On the other hand, the Royal Pacific luau at Universal has by far the best food we encountered among all the luaus. It might not be authentic, but it is quite good in most cases and pretty adventurous in a couple of items. I might caution families with very picky eaters on this luau, but I think most can find enough to satisfy them, and everyone will probably like the desserts. The entertainment is all right, though not as good as the SeaWorld version.
Finally there’s one clear loser and that’s Disney. It is by far the biggest of the venues, with seating for approximately 500, while the next largest at Universal can accommodate around 200. The food is nothing to get excited about and significantly less appealing than the offerings at the other venues. The major disappointment is the live show. Frankly, it isn’t very good. The hokey plotlines are silly and distracting and don’t entertain anyone, from what we saw. The dancing and singing are barely adequate and the cast is by far the least motivated. Some are basically going through the motions and not putting any effort into their performances.

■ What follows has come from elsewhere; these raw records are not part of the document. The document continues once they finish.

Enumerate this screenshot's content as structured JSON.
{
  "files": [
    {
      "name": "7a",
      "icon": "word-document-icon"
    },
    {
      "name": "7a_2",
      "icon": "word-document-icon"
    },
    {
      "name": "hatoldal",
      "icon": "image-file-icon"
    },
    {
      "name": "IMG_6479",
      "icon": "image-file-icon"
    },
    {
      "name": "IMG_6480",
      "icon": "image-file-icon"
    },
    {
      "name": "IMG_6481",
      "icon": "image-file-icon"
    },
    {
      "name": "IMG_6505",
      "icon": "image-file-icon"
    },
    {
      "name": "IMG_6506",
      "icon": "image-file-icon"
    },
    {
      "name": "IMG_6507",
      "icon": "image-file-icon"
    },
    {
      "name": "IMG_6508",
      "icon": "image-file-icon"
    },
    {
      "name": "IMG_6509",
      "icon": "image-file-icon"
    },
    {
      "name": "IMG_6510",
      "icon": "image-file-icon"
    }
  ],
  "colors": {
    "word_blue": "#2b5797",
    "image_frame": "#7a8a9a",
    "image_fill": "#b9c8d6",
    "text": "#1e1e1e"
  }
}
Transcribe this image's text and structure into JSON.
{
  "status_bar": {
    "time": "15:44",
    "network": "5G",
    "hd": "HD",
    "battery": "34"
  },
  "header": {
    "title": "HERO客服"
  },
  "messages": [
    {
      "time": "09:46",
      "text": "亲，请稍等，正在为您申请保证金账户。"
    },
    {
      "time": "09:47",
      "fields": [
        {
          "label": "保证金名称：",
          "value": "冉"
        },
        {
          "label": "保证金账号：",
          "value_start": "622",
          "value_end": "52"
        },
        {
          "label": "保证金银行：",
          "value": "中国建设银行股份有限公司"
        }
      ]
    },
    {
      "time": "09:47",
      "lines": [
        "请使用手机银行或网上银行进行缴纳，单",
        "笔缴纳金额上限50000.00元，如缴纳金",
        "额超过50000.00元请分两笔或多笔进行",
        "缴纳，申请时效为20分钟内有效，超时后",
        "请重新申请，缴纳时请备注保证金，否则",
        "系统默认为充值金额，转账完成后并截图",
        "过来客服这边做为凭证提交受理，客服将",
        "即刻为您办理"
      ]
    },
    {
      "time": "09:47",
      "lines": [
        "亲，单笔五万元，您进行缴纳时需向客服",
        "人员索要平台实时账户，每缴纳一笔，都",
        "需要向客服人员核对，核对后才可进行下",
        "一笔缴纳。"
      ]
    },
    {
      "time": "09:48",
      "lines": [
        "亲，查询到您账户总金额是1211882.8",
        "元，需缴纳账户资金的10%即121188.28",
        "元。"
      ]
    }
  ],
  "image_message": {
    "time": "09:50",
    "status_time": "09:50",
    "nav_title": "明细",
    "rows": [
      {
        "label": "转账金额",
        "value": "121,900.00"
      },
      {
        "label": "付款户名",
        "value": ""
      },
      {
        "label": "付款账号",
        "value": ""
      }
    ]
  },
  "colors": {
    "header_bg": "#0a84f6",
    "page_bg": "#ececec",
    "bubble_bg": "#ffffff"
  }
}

When you consider that the Disney luau is the most expensive of the three offered, you really have to question whether you are getting your money’s worth. We don’t believe you are. For the best show and best buy overall we’d recommend the SeaWorld luau, which is the least expensive and has the best entertainment with okay food. The Universal luau has by far the best food, but a mediocre show and a fairly high price, with no discounts apparently available.
The Universal show is only offered twice a week (three times a week in the summer) versus five days a week (two shows a night) for Disney and every night for SeaWorld.
If you have to attend a luau to round out your Orlando vacation experience, try either SeaWorld or Universal. If you want to stay on Disney property, go to the Hoop-Dee-Doo Revue at Fort Wilderness. It’s a much more entertaining affair and the food is better.